Bill Reynolds

Bill Reynolds: If the Sox don’t capitalize, they don’t deserve it
01:00 AM EDT on Saturday, August 16, 2008

McEnroe
FOR WHAT IT’S WORTH
•Here we are, in the dog days of August, and things are breaking well for the Red Sox, not as much for what they are doing, but for what is going on around them.
The Yankees are real close to falling out of the race, to the point that Hank Steinbrenner was quoted this week assuring fans that the team is going to come back with a vengeance next year. Tampa Bay has lost Carl Crawford for several weeks, Evan Longoria is on the disabled list, closer Troy Percival is on crutches, and they face a difficult schedule the rest of the way.
The Sox do not.
In September, they will play 16 of their 25 games in Fenway, and if they can’t get into the playoffs with that schedule, they don’t deserve to be there.
•Only a cynic would say that the reason we get beach volleyball pushed down our throats every night is because the players wear bikinis, right?
•If you liked Hey Dude, Where’s My Car?, you’ll love The Pineapple Express.
•Which is another way of saying that it’s not exactly trying to be Citizen Kane.
•Let’s see, Manny’s been gone only a few weeks now, and already he’s said that he wants to play for both the Dodgers and the Yankees in the future.
•Speaking of Manny, the Dodgers apparently got their first real peek into Manny World when he was nowhere to be seen when the ninth inning started.
•But there’s no truth to the rumor that he thought National League games are only eight innings.
•Line of the Week comes from agent Steve Dubin, telling an Esquire writer in Los Angeles about to interview Tom Brady that both Gisele and Brady’s son were off-limits. “Tom is a very private person. They will not appear in this story. If you ask about his son, they’ll stop the car and drop you on the (expletive deleted) 405.”
•Maybe all we have to know about how ridiculous the Arbitron ratings seem to be is that one family in East Greenwich can dramatically influence them.
•From the “Rhode Island Roots” Department: Elizabeth Beisel’s grandfather, Milton Wolferseder, was an All-State football player at La Salle in the late 1930s and later played football at Providence College.
•Last year, Clay Buchholz threw a no-hitter and this year the Sox are worried about his “arm slot” on his fastball, and he now seems all messed up. Is that about it?
•You know it’s the end of an era when Mike and the Mad Dog are done at WFAN.
•The greatest movie star in my lifetime has been Paul Newman.
•You’ve got to love John McEnroe, who got thrown out of the Hall of Fame Championship in Newport on Thursday for multiple obscenities and supposedly giving an obscene gesture to the crowd, even if the word is that the fans there were more upset at the umpire for stopping the match than they were at McEnroe.
•And the line from a blog that said, “McEnroe tossed from geezer tournament.” You want tradition in sports? That’s tradition.
•I’m not sure the Texas Rangers pitchers could get anyone out in the Little League World Series, never mind Fenway Park.
•The world will never run out of boy bands.
•The Olympics aren’t the same without Jim McKay, who always lent both class and a sense of gravitas to it.
•And a great book about the 1960 Games is Rome 1960 by David Marannis.
•Jimmy Gilheeney, the former Hendricken pitcher now at North Carolina State, was named a third-team All-American by the College baseball Writers’ Association.

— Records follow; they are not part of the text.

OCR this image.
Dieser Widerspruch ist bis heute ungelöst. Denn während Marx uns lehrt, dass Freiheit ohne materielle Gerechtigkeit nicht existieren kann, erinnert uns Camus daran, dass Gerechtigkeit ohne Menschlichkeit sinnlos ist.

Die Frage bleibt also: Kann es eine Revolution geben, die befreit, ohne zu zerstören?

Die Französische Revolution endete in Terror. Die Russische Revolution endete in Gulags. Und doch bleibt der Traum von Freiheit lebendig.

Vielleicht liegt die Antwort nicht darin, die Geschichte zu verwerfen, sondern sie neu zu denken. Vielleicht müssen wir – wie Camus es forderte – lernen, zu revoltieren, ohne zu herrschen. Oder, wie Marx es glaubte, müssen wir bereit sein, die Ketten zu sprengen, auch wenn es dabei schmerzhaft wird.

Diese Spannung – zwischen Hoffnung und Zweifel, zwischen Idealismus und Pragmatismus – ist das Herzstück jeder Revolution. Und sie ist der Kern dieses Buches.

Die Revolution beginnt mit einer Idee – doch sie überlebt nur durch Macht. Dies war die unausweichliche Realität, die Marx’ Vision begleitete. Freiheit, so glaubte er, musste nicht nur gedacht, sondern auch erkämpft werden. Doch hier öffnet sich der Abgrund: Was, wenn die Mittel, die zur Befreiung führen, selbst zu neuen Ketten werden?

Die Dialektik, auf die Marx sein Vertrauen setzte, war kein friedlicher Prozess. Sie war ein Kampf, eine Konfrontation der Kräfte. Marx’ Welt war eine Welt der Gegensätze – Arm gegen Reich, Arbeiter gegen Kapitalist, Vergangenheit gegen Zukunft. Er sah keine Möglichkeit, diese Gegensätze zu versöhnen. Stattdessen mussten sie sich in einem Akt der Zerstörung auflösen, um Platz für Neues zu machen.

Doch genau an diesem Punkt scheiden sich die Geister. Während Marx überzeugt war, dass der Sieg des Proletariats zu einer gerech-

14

•There’s few things gloomier than a rainy day in August.
•Unless it’s the Yankees playoff chances.
•Which were officially labeled dead the other day on the front page of the New York Post, with a picture of a tombstone that said, “RIP, New York Yankees 2008 season.”
•Ed Shein, the former Brown star who has forgotten more about tennis than I’ll ever know, recently won the 60-and-over New England doubles championship with partner Chum Steele.
•You know it’s a strange world when the most popular athlete at the Olympics supposedly is Kobe.
•And you know you’ve seen too many concerts when you realize that Bruce Springsteen is now 58 and has a son who will be a freshman at Boston College.
•The U.S. men’s basketball players have been model citizens in these Olympics, the unofficial Redeem Team.
•Speaking of basketball, they’ve been playing it in China since 1895, brought there by the missionaries.
•Watching Michael Phelps is like watching history.
• Swing Vote is certainly watchable, but I wouldn’t be letting it plan my day.
•You need some therapy, Bunky, if you look at the betting lines on preseason NFL games.
•Why would anyone watch a reality TV show about people you would run from if they sat next to you in a bar?
•No sport has less margin for error than gymnastics.
•There’s no truth to the rumor that if Brett Favre doesn’t work out, the Jets are going to bring in Joe Namath.
•Or that the breeze you feel is the wind going out of the Rhode Island economy.